Combining Morphological and Histogram based Text Line Segmentation in
the OCR Context
- URL: http://arxiv.org/abs/2103.08922v1
- Date: Tue, 16 Mar 2021 09:06:25 GMT
- Title: Combining Morphological and Histogram based Text Line Segmentation in
the OCR Context
- Authors: Pit Schneider
- Abstract summary: Algorithmic approach proposed by this paper has been designed for this exact purpose.
The method was developed to be applied on a historic data collection that commonly features quality issues.
Because of the promising segmentation results that are joined by low computational cost, the algorithm was incorporated into the OCR pipeline of the National Library of Luxembourg.
- Score: 0.0
- License: http://creativecommons.org/licenses/by/4.0/
- Abstract: Text line segmentation is one of the pre-stages of modern optical character
recognition systems. The algorithmic approach proposed by this paper has been
designed for this exact purpose. Its main characteristic is the combination of
two different techniques, morphological image operations and horizontal
histogram projections.

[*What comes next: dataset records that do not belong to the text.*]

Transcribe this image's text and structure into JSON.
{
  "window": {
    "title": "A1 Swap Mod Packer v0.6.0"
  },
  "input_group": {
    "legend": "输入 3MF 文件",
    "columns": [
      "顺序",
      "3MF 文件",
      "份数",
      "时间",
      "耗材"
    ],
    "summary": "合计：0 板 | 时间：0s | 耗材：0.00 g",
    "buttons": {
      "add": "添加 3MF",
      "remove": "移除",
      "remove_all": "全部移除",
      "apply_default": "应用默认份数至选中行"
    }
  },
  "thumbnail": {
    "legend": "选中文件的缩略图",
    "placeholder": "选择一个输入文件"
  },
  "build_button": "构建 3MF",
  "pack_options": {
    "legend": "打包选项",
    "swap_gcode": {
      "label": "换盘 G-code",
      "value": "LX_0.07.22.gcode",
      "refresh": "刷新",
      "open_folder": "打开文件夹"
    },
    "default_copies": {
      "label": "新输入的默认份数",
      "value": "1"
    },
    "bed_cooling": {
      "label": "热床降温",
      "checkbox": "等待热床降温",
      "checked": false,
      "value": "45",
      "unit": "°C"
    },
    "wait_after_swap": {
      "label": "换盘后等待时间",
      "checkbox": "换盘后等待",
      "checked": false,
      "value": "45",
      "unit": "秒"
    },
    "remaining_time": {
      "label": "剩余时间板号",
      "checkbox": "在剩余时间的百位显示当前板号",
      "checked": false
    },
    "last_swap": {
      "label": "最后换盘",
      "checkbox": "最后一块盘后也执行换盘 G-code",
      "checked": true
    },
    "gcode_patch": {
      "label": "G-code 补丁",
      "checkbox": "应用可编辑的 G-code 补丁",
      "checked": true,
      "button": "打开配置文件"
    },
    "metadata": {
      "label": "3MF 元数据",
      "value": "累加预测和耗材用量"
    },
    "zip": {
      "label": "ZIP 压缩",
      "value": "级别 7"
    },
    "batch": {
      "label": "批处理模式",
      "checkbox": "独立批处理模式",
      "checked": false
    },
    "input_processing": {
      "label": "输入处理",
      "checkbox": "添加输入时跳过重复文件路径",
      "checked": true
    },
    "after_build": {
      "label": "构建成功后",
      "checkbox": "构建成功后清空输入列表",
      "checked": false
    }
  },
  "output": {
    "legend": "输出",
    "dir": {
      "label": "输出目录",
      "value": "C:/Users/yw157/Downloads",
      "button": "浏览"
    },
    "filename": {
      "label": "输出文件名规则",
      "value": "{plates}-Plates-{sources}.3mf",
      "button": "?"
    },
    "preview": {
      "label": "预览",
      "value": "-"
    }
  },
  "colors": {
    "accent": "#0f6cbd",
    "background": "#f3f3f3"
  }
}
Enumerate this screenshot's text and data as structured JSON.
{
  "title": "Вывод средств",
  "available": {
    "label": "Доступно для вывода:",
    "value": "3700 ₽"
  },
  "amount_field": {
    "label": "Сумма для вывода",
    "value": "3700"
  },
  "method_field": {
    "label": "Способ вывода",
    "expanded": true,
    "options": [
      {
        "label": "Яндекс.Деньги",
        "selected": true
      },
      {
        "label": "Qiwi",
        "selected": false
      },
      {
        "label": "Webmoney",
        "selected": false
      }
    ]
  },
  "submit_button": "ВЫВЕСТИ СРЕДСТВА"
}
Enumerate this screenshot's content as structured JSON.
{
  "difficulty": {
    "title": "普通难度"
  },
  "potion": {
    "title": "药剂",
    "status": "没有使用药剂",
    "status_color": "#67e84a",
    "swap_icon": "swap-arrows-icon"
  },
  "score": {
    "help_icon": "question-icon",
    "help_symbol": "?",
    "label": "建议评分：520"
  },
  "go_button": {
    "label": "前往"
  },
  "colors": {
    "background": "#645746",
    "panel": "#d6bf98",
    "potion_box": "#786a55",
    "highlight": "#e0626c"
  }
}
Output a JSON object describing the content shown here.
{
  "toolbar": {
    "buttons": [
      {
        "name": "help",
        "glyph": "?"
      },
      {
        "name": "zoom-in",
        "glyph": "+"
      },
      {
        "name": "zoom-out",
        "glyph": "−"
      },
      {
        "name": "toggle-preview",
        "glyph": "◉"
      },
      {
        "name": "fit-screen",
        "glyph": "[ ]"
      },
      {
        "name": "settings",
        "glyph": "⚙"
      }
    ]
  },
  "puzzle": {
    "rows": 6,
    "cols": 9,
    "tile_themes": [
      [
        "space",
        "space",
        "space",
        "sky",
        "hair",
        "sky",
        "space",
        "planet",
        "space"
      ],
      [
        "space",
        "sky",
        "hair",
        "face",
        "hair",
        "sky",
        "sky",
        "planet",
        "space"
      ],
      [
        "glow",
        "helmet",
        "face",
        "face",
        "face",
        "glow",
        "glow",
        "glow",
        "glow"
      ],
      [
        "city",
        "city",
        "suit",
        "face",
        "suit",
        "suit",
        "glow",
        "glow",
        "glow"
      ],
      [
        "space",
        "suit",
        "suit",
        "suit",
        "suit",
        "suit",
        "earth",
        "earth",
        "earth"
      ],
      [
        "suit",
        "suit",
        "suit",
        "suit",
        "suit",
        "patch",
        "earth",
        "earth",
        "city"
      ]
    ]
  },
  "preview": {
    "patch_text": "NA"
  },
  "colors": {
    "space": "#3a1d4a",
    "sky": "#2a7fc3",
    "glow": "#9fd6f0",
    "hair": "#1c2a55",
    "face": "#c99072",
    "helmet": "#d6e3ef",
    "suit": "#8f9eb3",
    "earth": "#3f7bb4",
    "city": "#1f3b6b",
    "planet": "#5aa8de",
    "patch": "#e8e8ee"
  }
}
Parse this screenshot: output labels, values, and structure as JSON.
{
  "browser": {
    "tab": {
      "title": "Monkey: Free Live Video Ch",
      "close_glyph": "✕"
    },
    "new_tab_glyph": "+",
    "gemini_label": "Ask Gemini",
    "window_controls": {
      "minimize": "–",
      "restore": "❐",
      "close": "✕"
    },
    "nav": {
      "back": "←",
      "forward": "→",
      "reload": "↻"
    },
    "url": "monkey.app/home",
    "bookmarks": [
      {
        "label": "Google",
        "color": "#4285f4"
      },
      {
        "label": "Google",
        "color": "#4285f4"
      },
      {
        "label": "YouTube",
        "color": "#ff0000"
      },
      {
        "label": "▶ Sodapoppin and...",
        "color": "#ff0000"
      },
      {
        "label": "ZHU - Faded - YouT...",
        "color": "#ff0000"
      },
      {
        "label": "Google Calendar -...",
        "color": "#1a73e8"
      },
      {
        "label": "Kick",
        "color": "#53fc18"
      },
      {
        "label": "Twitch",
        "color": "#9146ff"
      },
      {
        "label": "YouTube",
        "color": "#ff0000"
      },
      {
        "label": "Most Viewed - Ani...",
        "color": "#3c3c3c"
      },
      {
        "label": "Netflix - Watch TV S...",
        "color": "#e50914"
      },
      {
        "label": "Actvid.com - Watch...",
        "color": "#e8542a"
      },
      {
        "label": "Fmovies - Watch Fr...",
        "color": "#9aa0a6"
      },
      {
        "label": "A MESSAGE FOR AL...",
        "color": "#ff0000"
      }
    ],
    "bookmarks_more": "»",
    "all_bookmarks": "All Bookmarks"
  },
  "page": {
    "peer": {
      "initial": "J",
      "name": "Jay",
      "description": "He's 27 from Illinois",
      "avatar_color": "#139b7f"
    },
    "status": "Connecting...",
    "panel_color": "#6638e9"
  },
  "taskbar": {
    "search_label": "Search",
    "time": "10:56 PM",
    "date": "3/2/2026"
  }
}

The method was developed to be applied on a historic
data collection that commonly features quality issues, such as degraded paper,
blurred text, or curved text lines. For that reason, the segmenter in question
could be of particular interest for cultural institutions, such as libraries,
archives, museums, ..., that want access to robust line bounding boxes for a
given historic document. Because of the promising segmentation results that are
joined by low computational cost, the algorithm was incorporated into the OCR
pipeline of the National Library of Luxembourg, in the context of the
initiative of reprocessing their historic newspaper collection. The general
contribution of this paper is to outline the approach and to evaluate the gains
in terms of accuracy and speed, comparing it to the segmentation algorithm
bundled with the used open source OCR software.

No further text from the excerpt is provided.